Five resolutions.  That’s a lot for a guy that has never followed through with one before.  I guess it’s like planting a lot of seeds hoping one or two might grow.

Space Opera

On the heels of my market list summary post, I get the fantastic news that the space opera zine Raygun Revival is back. Even better, my WotF vol. 25 pal, Jordan Lapp, is the one who brought it to my attention since his posse at Every Day Publishing is responsible for this resurrection.  They’ll be paying between one- and five-cents per word (Canadian, I suspect) for one story per week, 1k-4k words.

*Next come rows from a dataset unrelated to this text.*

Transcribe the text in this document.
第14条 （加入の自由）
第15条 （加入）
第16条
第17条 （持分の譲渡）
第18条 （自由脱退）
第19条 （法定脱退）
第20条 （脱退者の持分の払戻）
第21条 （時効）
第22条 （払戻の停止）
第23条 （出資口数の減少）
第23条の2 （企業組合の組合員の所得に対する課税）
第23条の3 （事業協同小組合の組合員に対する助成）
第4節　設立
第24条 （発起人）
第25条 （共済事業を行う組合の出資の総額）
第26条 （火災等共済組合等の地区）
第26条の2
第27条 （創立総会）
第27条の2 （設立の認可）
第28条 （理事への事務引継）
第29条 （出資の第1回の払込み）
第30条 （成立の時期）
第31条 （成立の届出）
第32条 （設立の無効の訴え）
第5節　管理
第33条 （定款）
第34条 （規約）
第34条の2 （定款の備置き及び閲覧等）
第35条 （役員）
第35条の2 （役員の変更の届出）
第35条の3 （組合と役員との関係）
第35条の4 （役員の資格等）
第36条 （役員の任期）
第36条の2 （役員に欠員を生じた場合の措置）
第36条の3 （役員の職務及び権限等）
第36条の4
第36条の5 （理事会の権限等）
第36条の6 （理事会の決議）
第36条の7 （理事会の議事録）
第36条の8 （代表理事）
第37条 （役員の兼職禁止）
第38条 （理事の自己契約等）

Ray Gun Revival (RGR) is an online magazine dedicated to fun stories, grand escapism, and good old sensawunda. RGR provides just that, a throwback publication that revisits space opera and golden age sci-fi. Their stories focus more on character development than hard science and sail all the wide-open waters between science fantasy and harder SF. Think of the original Star Wars stories, Doc Smith’s Lensman series, the Warlord of Mars tales from Edgar Rice Burroughs. Think of everything from John Carter and Gully Foyle to Kimball Kinnison and Han Solo. They are bringing out the deepest elements of what has traditionally been rather superficial fiction and updating them for a new generation of fiction enthusiasts.

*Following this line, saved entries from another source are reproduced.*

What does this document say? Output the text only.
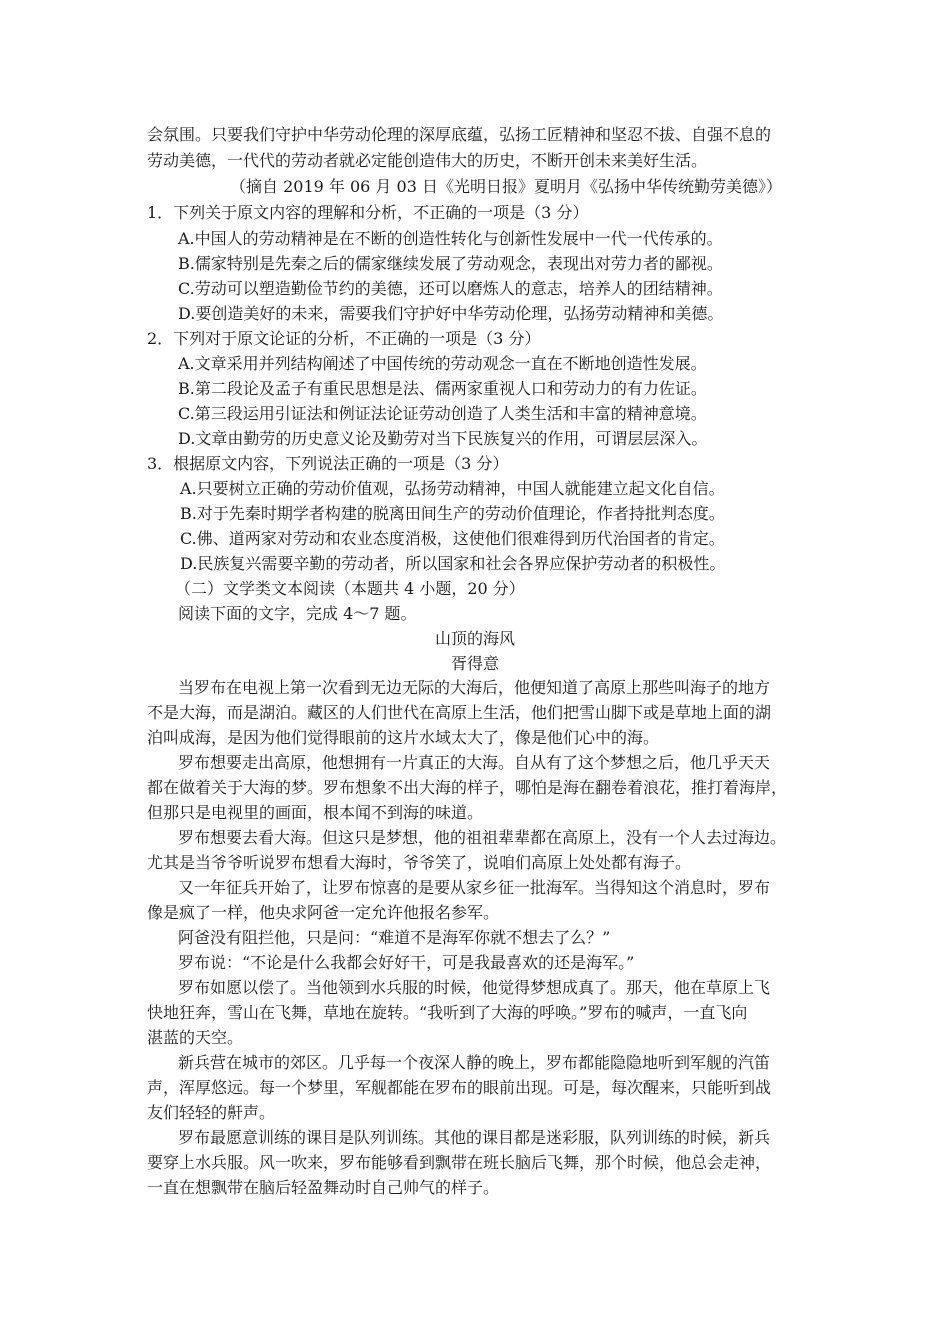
会氛围。只要我们守护中华劳动伦理的深厚底蕴，弘扬工匠精神和坚忍不拔、自强不息的
劳动美德，一代代的劳动者就必定能创造伟大的历史，不断开创未来美好生活。
（摘自 2019 年 06 月 03 日《光明日报》夏明月《弘扬中华传统勤劳美德》）
1．下列关于原文内容的理解和分析，不正确的一项是（3 分）
A.中国人的劳动精神是在不断的创造性转化与创新性发展中一代一代传承的。
B.儒家特别是先秦之后的儒家继续发展了劳动观念，表现出对劳力者的鄙视。
C.劳动可以塑造勤俭节约的美德，还可以磨炼人的意志，培养人的团结精神。
D.要创造美好的未来，需要我们守护好中华劳动伦理，弘扬劳动精神和美德。
2．下列对于原文论证的分析，不正确的一项是（3 分）
A.文章采用并列结构阐述了中国传统的劳动观念一直在不断地创造性发展。
B.第二段论及孟子有重民思想是法、儒两家重视人口和劳动力的有力佐证。
C.第三段运用引证法和例证法论证劳动创造了人类生活和丰富的精神意境。
D.文章由勤劳的历史意义论及勤劳对当下民族复兴的作用，可谓层层深入。
3．根据原文内容，下列说法正确的一项是（3 分）
A.只要树立正确的劳动价值观，弘扬劳动精神，中国人就能建立起文化自信。
B.对于先秦时期学者构建的脱离田间生产的劳动价值理论，作者持批判态度。
C.佛、道两家对劳动和农业态度消极，这使他们很难得到历代治国者的肯定。
D.民族复兴需要辛勤的劳动者，所以国家和社会各界应保护劳动者的积极性。
（二）文学类文本阅读（本题共 4 小题，20 分）
阅读下面的文字，完成 4～7 题。
山顶的海风
胥得意
当罗布在电视上第一次看到无边无际的大海后，他便知道了高原上那些叫海子的地方
不是大海，而是湖泊。藏区的人们世代在高原上生活，他们把雪山脚下或是草地上面的湖
泊叫成海，是因为他们觉得眼前的这片水域太大了，像是他们心中的海。
罗布想要走出高原，他想拥有一片真正的大海。自从有了这个梦想之后，他几乎天天
都在做着关于大海的梦。罗布想象不出大海的样子，哪怕是海在翻卷着浪花，推打着海岸，
但那只是电视里的画面，根本闻不到海的味道。
罗布想要去看大海。但这只是梦想，他的祖祖辈辈都在高原上，没有一个人去过海边。
尤其是当爷爷听说罗布想看大海时，爷爷笑了，说咱们高原上处处都有海子。
又一年征兵开始了，让罗布惊喜的是要从家乡征一批海军。当得知这个消息时，罗布
像是疯了一样，他央求阿爸一定允许他报名参军。
阿爸没有阻拦他，只是问：“难道不是海军你就不想去了么？”
罗布说：“不论是什么我都会好好干，可是我最喜欢的还是海军。”
罗布如愿以偿了。当他领到水兵服的时候，他觉得梦想成真了。那天，他在草原上飞
快地狂奔，雪山在飞舞，草地在旋转。“我听到了大海的呼唤。”罗布的喊声，一直飞向
湛蓝的天空。
新兵营在城市的郊区。几乎每一个夜深人静的晚上，罗布都能隐隐地听到军舰的汽笛
声，浑厚悠远。每一个梦里，军舰都能在罗布的眼前出现。可是，每次醒来，只能听到战
友们轻轻的鼾声。
罗布最愿意训练的课目是队列训练。其他的课目都是迷彩服，队列训练的时候，新兵
要穿上水兵服。风一吹来，罗布能够看到飘带在班长脑后飞舞，那个时候，他总会走神，
一直在想飘带在脑后轻盈舞动时自己帅气的样子。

I am rifling through some old stories to see if I have something I could send.  Most of my stuff is just too long.  I bet I have an abandoned draft or an undeveloped idea I can make work.  If not, maybe I can sequel “Leech Run” and see how Titan handles himself coming into port with a hold full of leeches on a crippled ship.  Fun to be had there.  Regardless, I’ll be sending something.  You should, too.

Tripping over my own feet

Oops, I’ve let time get away from me without any new posts.  Part of that is the rush of all things distracting: school nears the semester’s end, Thanksgiving-related gluttony, Christmas-related shopping and decorating, doctor visits…all getting in the way of the normal flow of life.  Including writing.

I haven’t written much in a couple weeks I guess.  I had the urge to write bubble out of my head and into partial new stories a couple times in that span, both of which may turn into something.  But not a lick of real progress on anything.  Part of this can be blamed on one of my worst writer habits: waiting.

I have several stories out to markets that have taken longer than the median time to reply to (per Duotrope).  Some significantly more time.  But none beyond the query line.  (Okay one is, but it’s not so far over the median time, so I’ll give it a few more days.)  I spend way too much time actively thinking about these stories and their status.  Why?  Will thinking about it change the speed of reply?  Of course not.

It’s a bad procrastination.  I’ve run into a slow spot in my novel and my brain wants to focus on those finished items instead of doing the hard work.  Subbing is easy.  Even getting rejected is easy.  Writing is hard work.

I plan to put in some hard work tonight.  I need to get the ball rolling on a new part of the novel and it’s dreadfully painful to slog through, especially knowing I’ll likely cut it and/or rewrite it.  That should make it easier, shouldn’t it?

I’ve added Kevin J. Anderson’s blog to the Pro Writers blogroll.  He’s in the process of sharing advice for being a productive (and possibly profitable) writer.  I need that kind of push right now.